Created 01-16-2017 08:57 PM
I'm trying to do DELETE few transactions from the table and I'm getting the following errors various changes. I already turned on ACID in Ambari. FYI, I'm using HDP 2.5 Sandbox. I don't want to try on our office systems yet.
I am using non EXTERNAL Table with
set hive.enforce.bucketing=true;
set hive.enforce.sorting=true;
set hive.exec.dynamic.partition.mode=nonstrict;
set hive.compactor.worker.threads=1;
set hive.support.concurrency=true;
CREATE TABLE IF NOT EXISTS XYZ (
<Various Columsn ...>
) CLUSTERED BY (State) into 8 buckets STORED AS ORC TBLPROPERTIES ("transactional'"="true") ;
INSERT INTO TABLE XYZ select
<VariousColumns in that Order of XYZ>
from XYZ_OLD limit 1000;
Then When I Give DELETE statement, I am getting the 2 errors based on various Table properties.
delete from XYZ where state in ('NY','GA');
ERRORS:
FAILED: SemanticException [Error 10122]: Bucketized tables do not support INSERT INTO: Table: XYZ
or
FAILED: SemanticException [Error 10297]: Attempt to do update or delete on table XYZ that does not use an AcidOutputFormat or is not bucketed
Created 01-16-2017 10:52 PM
[transactional' true] - note the extra single quote there. Can you try recreating the XYZ table w/o this?
Created 01-16-2017 10:18 PM
They system doesn't think your table is an Acid table.
Can you post "describe formatted XYZ"? (Note that above you have an extra " in DDL)
do you have hive.txn.manager=org.apache.hadoop.hive.ql.lockmgr.DbTxnManager?
Are you able to "select from XYZ"?
Created 01-16-2017 10:49 PM
Thanks Eugene for Quick Response.
Yes, DbTxnManager is set(Sorry, I missed that in original post).
Yes, Select from XYZ is working fine.
FYI, when I do simple 2/3 recordings for DELETE and Updatete with my own insert ACID is working. But I created the XYZ_OLD from a csv file for actual real time testing.
describe formated XYZ; Details are below...
-------------------------------------
# Detailed Table Information
Database: default
Owner: raj_ops
CreateTime: Mon Jan 16 08:21:09 UTC 2017
LastAccessTime: UNKNOWN
Protect Mode: None
Retention: 0
Location: hdfs://sandbox.hortonworks.com:8020/apps/hive/warehouse/XYZ
Table Type: MANAGED_TABLE
Table Parameters:
COLUMN_STATS_ACCURATE{\"BASIC_STATS\":\"true\"}
numFiles 8
numRows 1000
rawDataSize 1563286
totalSize 44374
transactional' true
transient_lastDdlTime1484557025
# Storage Information
SerDe Library: org.apache.hadoop.hive.ql.io.orc.OrcSerde
InputFormat: org.apache.hadoop.hive.ql.io.orc.OrcInputFormat
OutputFormat: org.apache.hadoop.hive.ql.io.orc.OrcOutputFormat
Compressed: No
Num Buckets: 8
Bucket Columns: [state]
Sort Columns: []
Storage Desc Params:
serialization.format1
Time taken: 0.137 seconds, Fetched: 49 row(s)
Created 01-16-2017 10:52 PM
[transactional' true] - note the extra single quote there. Can you try recreating the XYZ table w/o this?
Created 01-16-2017 11:31 PM
🙂 Thanks a bunch.
That single Quote is a big miss on my part and I'm checking all other big ones :). I removed that single quite and also make sure Bucketed column is not in my delete where condition statement - then it worked as expected.
So here are 2 questions.
Thanks a lot for your timely response.
Created 01-16-2017 11:38 PM
You cannot update any of the bucketing columns/partition columns
I'm not sure I understand the 2nd question.

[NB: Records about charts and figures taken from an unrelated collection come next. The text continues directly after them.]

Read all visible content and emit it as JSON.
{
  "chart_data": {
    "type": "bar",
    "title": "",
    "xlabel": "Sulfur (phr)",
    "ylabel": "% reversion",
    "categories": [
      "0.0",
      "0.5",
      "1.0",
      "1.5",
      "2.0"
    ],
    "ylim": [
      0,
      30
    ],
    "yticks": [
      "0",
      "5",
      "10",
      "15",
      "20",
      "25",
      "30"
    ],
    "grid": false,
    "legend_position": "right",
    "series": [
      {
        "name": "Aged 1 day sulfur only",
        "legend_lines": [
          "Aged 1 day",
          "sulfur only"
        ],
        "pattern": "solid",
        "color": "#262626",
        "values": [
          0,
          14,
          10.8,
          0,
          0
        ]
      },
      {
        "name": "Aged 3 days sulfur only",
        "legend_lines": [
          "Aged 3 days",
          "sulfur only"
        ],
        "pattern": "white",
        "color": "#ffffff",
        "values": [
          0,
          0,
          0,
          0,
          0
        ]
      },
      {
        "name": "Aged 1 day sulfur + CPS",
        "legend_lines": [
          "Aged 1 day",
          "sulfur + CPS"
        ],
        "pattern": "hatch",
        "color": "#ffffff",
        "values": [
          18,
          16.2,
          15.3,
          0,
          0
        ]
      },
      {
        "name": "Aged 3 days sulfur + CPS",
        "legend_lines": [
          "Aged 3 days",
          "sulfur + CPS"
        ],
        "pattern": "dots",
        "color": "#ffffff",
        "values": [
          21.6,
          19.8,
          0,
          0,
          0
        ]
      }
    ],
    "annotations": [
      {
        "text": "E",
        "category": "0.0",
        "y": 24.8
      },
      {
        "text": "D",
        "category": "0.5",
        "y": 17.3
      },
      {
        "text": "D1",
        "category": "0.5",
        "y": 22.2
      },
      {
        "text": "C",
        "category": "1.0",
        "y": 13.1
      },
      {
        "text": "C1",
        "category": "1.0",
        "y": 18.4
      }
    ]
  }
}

Hive update/delete are meant for slowly changing data, rather than OLTP type of workload. The cost updating 10% of the rows in 100M row table is about the same as updating 0.1%. If you execute many update/delete statements, your read performance may will also be affected until you run Compaction on the table/partition.
Created 01-16-2017 11:50 PM
That makes sense ...
Created 01-17-2017 06:49 PM
Hi @Naren Reddy. @Eugene Koifman is correct - ACID tables are not designed for frequent OLTP-like transactions... It is much more optimal for tables that get their deletes/updates applied every 15 minutes or longer.
Created 01-16-2017 11:30 PM
🙂 Thanks a bunch.
That single Quote is a big miss on my part and I'm checking all other big ones :). I removed that single quote and also make sure Bucketed column is not in my update SET condition statement - then it worked as expected.
So here are 2 questions.
Thanks a lot for your timely response.